To build First Presbyterian, subscriptions were taken from every male resident. Rev. James Kemper committed five dollars, five days’ work, five days’ work by his oxen team, and five boat planks. The 30′ x 40′ frame building was the first Presbyterian church in the Northwest Territory. As the direct descendant of that early church, Covenant-First is the oldest Presbyterian congregation west of the Allegheny Mountains.
The rough wooden church had wooden plank seats that were, of course, without backs; worshipers held their trusty rifles between their knees. As the church was officially in Indian territory, church members were required to carry their rifles and were fined if they failed to do so. There was no pulpit, and Rev. Kemper often delivered sermons while standing on a barrel.
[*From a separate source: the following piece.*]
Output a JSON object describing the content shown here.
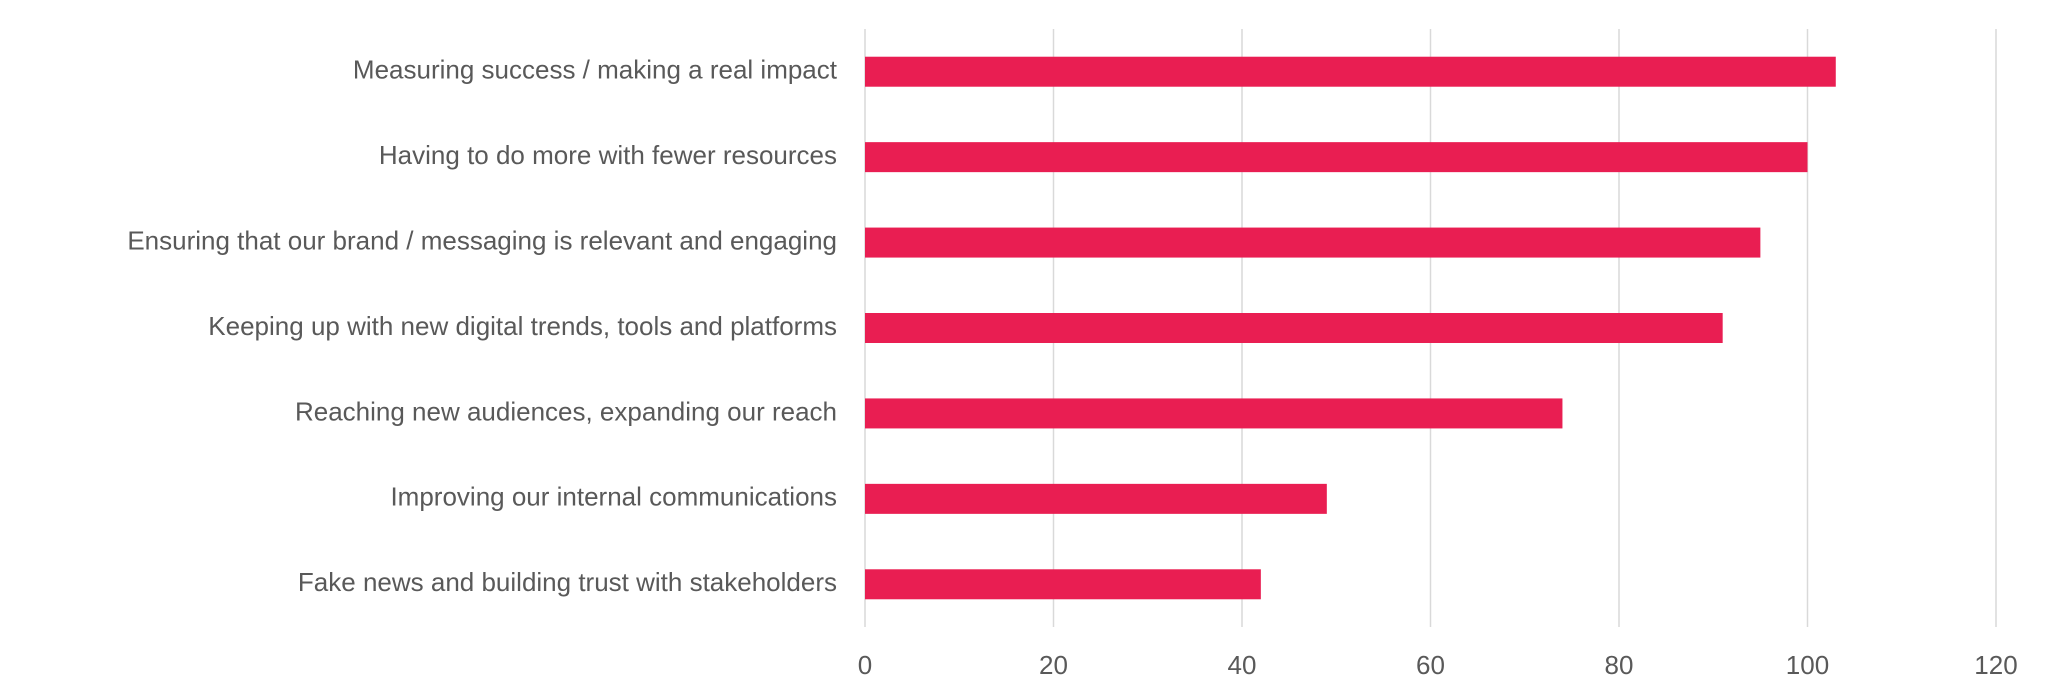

Although formally First Presbyterian Church, as the first church organized in the Cincinnati settlement it became known simply as “First Church.” Within a few years, the congregation had outgrown the original building. The church divided forming a second church in Duck Creek in 1796 that later became the Pleasant Ridge Presbyterian Church in 1818, but the original church had a capital campaign that raised over $16,000 from such distinguished Cincinnati icons as Judge Jacob Burnet, Martin Baum, William Lytle, and Nicholas Longworth. The new Cincinnati structure replaced Kemper’s original primitive building, and was completed in 1815, featuring two square towers with conical turrets (thus the building was informally called “the two-horned church”).
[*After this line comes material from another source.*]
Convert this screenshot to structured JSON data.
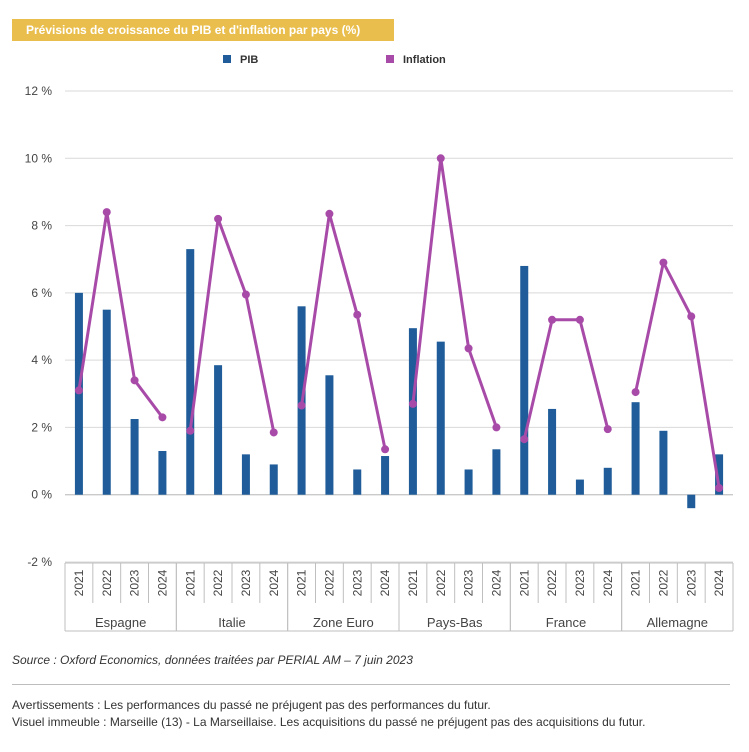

As the congregation continued to grow, an independent group branched off and in 1830 built the Second Presbyterian Church, a Grecian-styled church on the south side of Fourth Street between Vine and Race (later the site of McAlpin’s Department Store). This structure can be seen clearly in the iconic Cincinnati Daguerreotype on display at the Cincinnati Public Library. In 1851, First Presbyterian built yet another elegant new church on Fourth Street near the location of Kemper’s first church and the subsequent two-horned church. The Gothic-styled church and its 285-foot neo-Gothic spire topped with a golden hand pointing heavenward was declared “the finest west of the Alleghenies”; demolished in 1936, the Cincinnati branch of the Federal Reserve Bank currently occupies the site.
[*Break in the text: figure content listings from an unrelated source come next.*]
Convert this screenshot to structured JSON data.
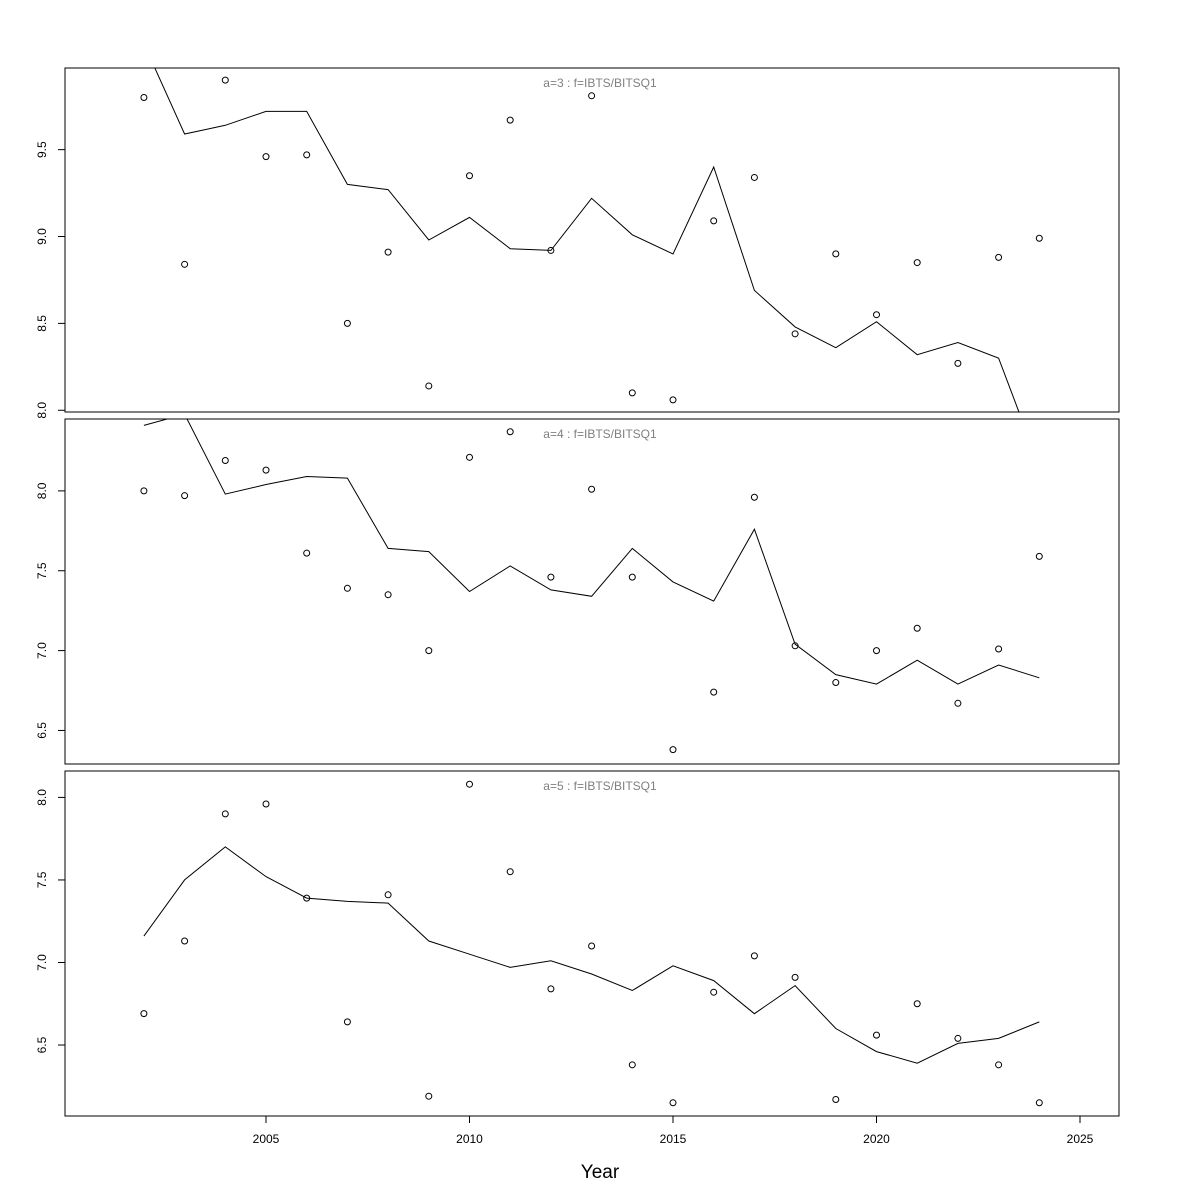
{
  "chart_data": {
    "type": "scatter",
    "xlabel": "Year",
    "x_ticks": [
      2005,
      2010,
      2015,
      2020,
      2025
    ],
    "xlim": [
      2000.2,
      2026
    ],
    "years": [
      2002,
      2003,
      2004,
      2005,
      2006,
      2007,
      2008,
      2009,
      2010,
      2011,
      2012,
      2013,
      2014,
      2015,
      2016,
      2017,
      2018,
      2019,
      2020,
      2021,
      2022,
      2023,
      2024
    ],
    "panels": [
      {
        "title": "a=3  :  f=IBTS/BITSQ1",
        "ylim": [
          7.99,
          9.97
        ],
        "y_ticks": [
          "8.0",
          "8.5",
          "9.0",
          "9.5"
        ],
        "observed": [
          9.8,
          8.84,
          9.9,
          9.46,
          9.47,
          8.5,
          8.91,
          8.14,
          9.35,
          9.67,
          8.92,
          9.81,
          8.1,
          8.06,
          9.09,
          9.34,
          8.44,
          8.9,
          8.55,
          8.85,
          8.27,
          8.88,
          8.99
        ],
        "fitted": [
          10.11,
          9.59,
          9.64,
          9.72,
          9.72,
          9.3,
          9.27,
          8.98,
          9.11,
          8.93,
          8.92,
          9.22,
          9.01,
          8.9,
          9.4,
          8.69,
          8.48,
          8.36,
          8.51,
          8.32,
          8.39,
          8.3,
          7.68
        ]
      },
      {
        "title": "a=4  :  f=IBTS/BITSQ1",
        "ylim": [
          6.29,
          8.45
        ],
        "y_ticks": [
          "6.5",
          "7.0",
          "7.5",
          "8.0"
        ],
        "observed": [
          8.0,
          7.97,
          8.19,
          8.13,
          7.61,
          7.39,
          7.35,
          7.0,
          8.21,
          8.37,
          7.46,
          8.01,
          7.46,
          6.38,
          6.74,
          7.96,
          7.03,
          6.8,
          7.0,
          7.14,
          6.67,
          7.01,
          7.59
        ],
        "fitted": [
          8.41,
          8.48,
          7.98,
          8.04,
          8.09,
          8.08,
          7.64,
          7.62,
          7.37,
          7.53,
          7.38,
          7.34,
          7.64,
          7.43,
          7.31,
          7.76,
          7.04,
          6.85,
          6.79,
          6.94,
          6.79,
          6.91,
          6.83
        ]
      },
      {
        "title": "a=5  :  f=IBTS/BITSQ1",
        "ylim": [
          6.07,
          8.16
        ],
        "y_ticks": [
          "6.5",
          "7.0",
          "7.5",
          "8.0"
        ],
        "observed": [
          6.69,
          7.13,
          7.9,
          7.96,
          7.39,
          6.64,
          7.41,
          6.19,
          8.08,
          7.55,
          6.84,
          7.1,
          6.38,
          6.15,
          6.82,
          7.04,
          6.91,
          6.17,
          6.56,
          6.75,
          6.54,
          6.38,
          6.15
        ],
        "fitted": [
          7.16,
          7.5,
          7.7,
          7.52,
          7.39,
          7.37,
          7.36,
          7.13,
          7.05,
          6.97,
          7.01,
          6.93,
          6.83,
          6.98,
          6.89,
          6.69,
          6.86,
          6.6,
          6.46,
          6.39,
          6.51,
          6.54,
          6.64
        ]
      }
    ]
  }
}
Continuing to grow throughout the 1870s, Second Presbyterian selected a new, serene, rustic location at Eighth and Elm Streets — outside the hustle and bustle of the financial district — for the site of its new church, erected at a cost of $250,000. The magnificent building was dedicated on April 11, 1875, and, through a series of mergers, eventually became the home of what is now Covenant-First Presbyterian Church, an amalgamation completed in 1933 representing the unification of the Presbyterian churches planted over the course of two centuries: First Presbyterian Church, First Reformed Presbyterian Church, West Liberty Presbyterian Church/Second German Presbyterian Church, Second Presbyterian Church, Church of the Covenant, Fifth Presbyterian Church/The Scots Church, and Central Presbyterian Church.
Today the church, on the National Register of Historic Places, graces the transition point between the business district, a growing residential community near Piatt Park, and OTR. With vibrant music and a traditional worship service, the church attracts visitors to downtown, city and suburban worshippers alike.
Be sure to greet Dan at the Presbytery Gathering in August, and welcome him to the Presbytery of Cincinnati to make his beginning here, and the beginning of a new season for Covenant-First, warm and blessed!